In September 2014, two-and-a-half years after his capture, Moore was finally released when the ransom was paid.
“People say, ‘You must have been overjoyed,’ but any ransom is a filthy compromise, and I had long ago given up on hope as a dangerous indulgence,” Moore wrote in The Guardian.
In a bizarre twist, one of his captors began sending Moore friendly messages on Facebook two months after his release.
The pirate was ultimately arrested and charged with kidnapping, hostage taking, and other crimes.
Brits Paul and Rachel Chandler were also held for 388 days after being kidnapped from their yacht by Somali pirates in 2009.
The couple, from Royal Tunbridge Wells, were spending their retirement sailing around the world when they were captured after departing the Seychelles.
After initially demanding a £4million ransom, the pair were released after Somali officials negotiated a £600,000 release.
Both suffered health problems at various times and complained of ill-treatment by their captors.
Piracy in its traditional modern home of Somalia has been declining amid an international effort with heightened security to beat the crooks.
Mr Anderson told The Sun Online: “The key difference extends to the focus of piratical activity.
“East African Piracy very much included an intent to hijack vessels and kidnap crew together with the intent of attracting larger sums.
“This was partly driven by the ease of hiding tankers within Somali ports, due to the lack of formal port authority or law enforcement.
“Within West Africa, this is not the case, offshore acts of piracy are almost exclusively conducted with the intent of kidnap for ransom of the crew, with incidents of hijacking often limited to smaller vessels such as fishing vessels which are likely to be used as mother vessels.”
With attacks increasing in the Gulf, the IMB has called for more to be done to stop piracy spreading to other areas.

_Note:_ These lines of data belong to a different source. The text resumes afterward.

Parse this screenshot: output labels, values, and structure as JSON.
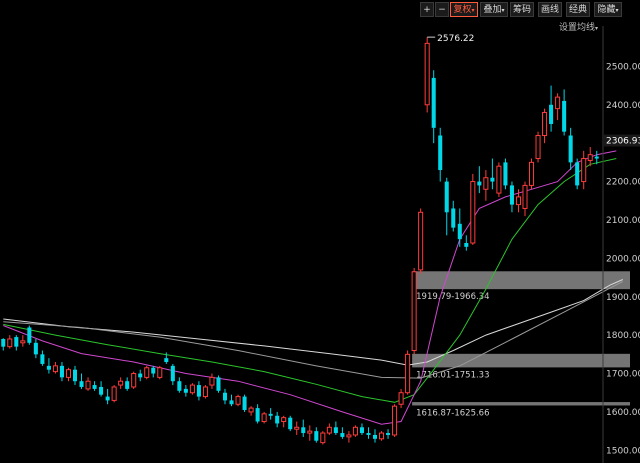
{
  "toolbar": {
    "plus_label": "+",
    "minus_label": "−",
    "fuquan_label": "复权",
    "overlay_label": "叠加",
    "chips_label": "筹码",
    "draw_label": "画线",
    "classic_label": "经典",
    "hide_label": "隐藏"
  },
  "ma_setting_label": "设置均线",
  "colors": {
    "up": "#ff3c3c",
    "down": "#00d8e8",
    "ma_white": "#d9d9d9",
    "ma_magenta": "#d048d0",
    "ma_green": "#2cc42c",
    "ma_gray": "#9a9a9a",
    "zone": "#8a8a8a"
  },
  "chart_data": {
    "type": "candlestick",
    "ylim": [
      1480,
      2600
    ],
    "y_ticks": [
      "2500.00",
      "2400.00",
      "2300.00",
      "2200.00",
      "2100.00",
      "2000.00",
      "1900.00",
      "1800.00",
      "1700.00",
      "1600.00",
      "1500.00"
    ],
    "y_tick_values": [
      2500,
      2400,
      2300,
      2200,
      2100,
      2000,
      1900,
      1800,
      1700,
      1600,
      1500
    ],
    "current_price": "2306.93",
    "current_value": 2306.93,
    "peak_label": "2576.22",
    "peak_value": 2576.22,
    "zones": [
      {
        "label": "1919.79-1966.34",
        "low": 1919.79,
        "high": 1966.34
      },
      {
        "label": "1716.01-1751.33",
        "low": 1716.01,
        "high": 1751.33
      },
      {
        "label": "1616.87-1625.66",
        "low": 1616.87,
        "high": 1625.66
      }
    ],
    "candles": [
      [
        1790,
        1792,
        1760,
        1770
      ],
      [
        1770,
        1800,
        1765,
        1790
      ],
      [
        1795,
        1800,
        1760,
        1770
      ],
      [
        1780,
        1800,
        1770,
        1785
      ],
      [
        1820,
        1825,
        1775,
        1780
      ],
      [
        1780,
        1790,
        1740,
        1750
      ],
      [
        1750,
        1760,
        1720,
        1725
      ],
      [
        1720,
        1740,
        1700,
        1710
      ],
      [
        1705,
        1730,
        1700,
        1720
      ],
      [
        1720,
        1730,
        1680,
        1690
      ],
      [
        1690,
        1715,
        1680,
        1710
      ],
      [
        1710,
        1720,
        1670,
        1680
      ],
      [
        1680,
        1700,
        1660,
        1665
      ],
      [
        1660,
        1690,
        1655,
        1680
      ],
      [
        1670,
        1680,
        1655,
        1660
      ],
      [
        1665,
        1680,
        1640,
        1645
      ],
      [
        1640,
        1660,
        1620,
        1630
      ],
      [
        1630,
        1670,
        1625,
        1665
      ],
      [
        1670,
        1690,
        1660,
        1680
      ],
      [
        1680,
        1690,
        1655,
        1660
      ],
      [
        1665,
        1705,
        1660,
        1700
      ],
      [
        1700,
        1710,
        1680,
        1690
      ],
      [
        1690,
        1720,
        1685,
        1715
      ],
      [
        1715,
        1720,
        1690,
        1700
      ],
      [
        1690,
        1720,
        1685,
        1715
      ],
      [
        1740,
        1755,
        1725,
        1730
      ],
      [
        1720,
        1725,
        1670,
        1680
      ],
      [
        1680,
        1690,
        1650,
        1655
      ],
      [
        1660,
        1670,
        1640,
        1650
      ],
      [
        1650,
        1675,
        1645,
        1670
      ],
      [
        1670,
        1680,
        1630,
        1640
      ],
      [
        1640,
        1670,
        1635,
        1665
      ],
      [
        1670,
        1700,
        1660,
        1690
      ],
      [
        1690,
        1695,
        1650,
        1655
      ],
      [
        1650,
        1660,
        1620,
        1630
      ],
      [
        1630,
        1645,
        1615,
        1620
      ],
      [
        1620,
        1645,
        1615,
        1640
      ],
      [
        1640,
        1645,
        1600,
        1605
      ],
      [
        1600,
        1615,
        1590,
        1610
      ],
      [
        1610,
        1620,
        1570,
        1575
      ],
      [
        1575,
        1600,
        1570,
        1595
      ],
      [
        1595,
        1610,
        1580,
        1590
      ],
      [
        1590,
        1600,
        1560,
        1570
      ],
      [
        1575,
        1590,
        1560,
        1585
      ],
      [
        1585,
        1590,
        1550,
        1555
      ],
      [
        1555,
        1575,
        1540,
        1560
      ],
      [
        1560,
        1580,
        1535,
        1545
      ],
      [
        1545,
        1565,
        1525,
        1550
      ],
      [
        1550,
        1560,
        1520,
        1525
      ],
      [
        1520,
        1550,
        1515,
        1545
      ],
      [
        1545,
        1570,
        1540,
        1560
      ],
      [
        1560,
        1575,
        1540,
        1545
      ],
      [
        1545,
        1560,
        1530,
        1535
      ],
      [
        1535,
        1550,
        1520,
        1540
      ],
      [
        1540,
        1565,
        1535,
        1560
      ],
      [
        1560,
        1570,
        1540,
        1545
      ],
      [
        1545,
        1560,
        1530,
        1540
      ],
      [
        1540,
        1555,
        1520,
        1530
      ],
      [
        1530,
        1550,
        1525,
        1545
      ],
      [
        1545,
        1555,
        1530,
        1540
      ],
      [
        1540,
        1620,
        1535,
        1615
      ],
      [
        1620,
        1660,
        1610,
        1650
      ],
      [
        1650,
        1760,
        1645,
        1750
      ],
      [
        1760,
        1975,
        1750,
        1965
      ],
      [
        1970,
        2130,
        1960,
        2120
      ],
      [
        2400,
        2576,
        2380,
        2560
      ],
      [
        2470,
        2490,
        2300,
        2340
      ],
      [
        2320,
        2340,
        2200,
        2230
      ],
      [
        2200,
        2210,
        2060,
        2120
      ],
      [
        2130,
        2150,
        2070,
        2080
      ],
      [
        2090,
        2130,
        2030,
        2050
      ],
      [
        2040,
        2060,
        2020,
        2030
      ],
      [
        2040,
        2220,
        2035,
        2200
      ],
      [
        2200,
        2240,
        2170,
        2190
      ],
      [
        2180,
        2230,
        2150,
        2210
      ],
      [
        2210,
        2260,
        2180,
        2200
      ],
      [
        2170,
        2250,
        2160,
        2240
      ],
      [
        2250,
        2260,
        2180,
        2190
      ],
      [
        2190,
        2200,
        2120,
        2140
      ],
      [
        2140,
        2180,
        2120,
        2160
      ],
      [
        2130,
        2200,
        2110,
        2190
      ],
      [
        2190,
        2260,
        2180,
        2250
      ],
      [
        2260,
        2330,
        2250,
        2320
      ],
      [
        2320,
        2390,
        2300,
        2380
      ],
      [
        2400,
        2450,
        2330,
        2350
      ],
      [
        2390,
        2430,
        2360,
        2420
      ],
      [
        2410,
        2440,
        2320,
        2330
      ],
      [
        2320,
        2340,
        2230,
        2250
      ],
      [
        2250,
        2260,
        2180,
        2190
      ],
      [
        2200,
        2280,
        2180,
        2260
      ],
      [
        2255,
        2290,
        2240,
        2270
      ],
      [
        2265,
        2280,
        2245,
        2260
      ]
    ],
    "ma_series": [
      {
        "color_key": "ma_white",
        "points": [
          [
            0,
            1842
          ],
          [
            10,
            1822
          ],
          [
            20,
            1808
          ],
          [
            30,
            1790
          ],
          [
            40,
            1772
          ],
          [
            50,
            1752
          ],
          [
            58,
            1735
          ],
          [
            62,
            1722
          ],
          [
            65,
            1730
          ],
          [
            69,
            1760
          ],
          [
            74,
            1800
          ],
          [
            79,
            1830
          ],
          [
            84,
            1860
          ],
          [
            89,
            1890
          ],
          [
            93,
            1930
          ],
          [
            95,
            1945
          ]
        ]
      },
      {
        "color_key": "ma_green",
        "points": [
          [
            0,
            1828
          ],
          [
            8,
            1800
          ],
          [
            16,
            1775
          ],
          [
            24,
            1752
          ],
          [
            32,
            1730
          ],
          [
            40,
            1705
          ],
          [
            48,
            1672
          ],
          [
            55,
            1640
          ],
          [
            60,
            1625
          ],
          [
            63,
            1645
          ],
          [
            66,
            1710
          ],
          [
            70,
            1800
          ],
          [
            74,
            1920
          ],
          [
            78,
            2050
          ],
          [
            82,
            2140
          ],
          [
            86,
            2200
          ],
          [
            90,
            2245
          ],
          [
            94,
            2260
          ]
        ]
      },
      {
        "color_key": "ma_magenta",
        "points": [
          [
            0,
            1825
          ],
          [
            6,
            1785
          ],
          [
            12,
            1752
          ],
          [
            20,
            1730
          ],
          [
            28,
            1700
          ],
          [
            36,
            1680
          ],
          [
            44,
            1645
          ],
          [
            52,
            1600
          ],
          [
            58,
            1568
          ],
          [
            61,
            1575
          ],
          [
            64,
            1680
          ],
          [
            67,
            1900
          ],
          [
            70,
            2050
          ],
          [
            73,
            2130
          ],
          [
            77,
            2160
          ],
          [
            81,
            2180
          ],
          [
            85,
            2200
          ],
          [
            88,
            2250
          ],
          [
            91,
            2270
          ],
          [
            94,
            2280
          ]
        ]
      },
      {
        "color_key": "ma_gray",
        "points": [
          [
            0,
            1835
          ],
          [
            12,
            1820
          ],
          [
            24,
            1795
          ],
          [
            36,
            1760
          ],
          [
            48,
            1720
          ],
          [
            58,
            1690
          ],
          [
            64,
            1688
          ],
          [
            70,
            1720
          ],
          [
            78,
            1790
          ],
          [
            86,
            1860
          ],
          [
            95,
            1940
          ]
        ]
      }
    ]
  }
}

It has stated: “While regional and independent international navies, deployed in the region, have acted promptly to render meaningful response there remains an urgent need to address this crime which continues to have a direct impact on the safety and security of innocent seafarers.”
The Gulf of Guinea is not only one of the world’s most important trade routes, it is also a major energy supplier.
The Gulf supplies around 40 per cent of Europe’s oil and 29 per cent of the US total.
Piracy came home to Britain last year when heavily-armed anti-terror troops had to storm a hijacked ship off the Isle of Wigh after stowaways allegedly posed a threat to the crew’s life.
It is big business for the criminals – with some estimates put economic losses from piracy as high as $13-16 billion (£10-12 billion) every year.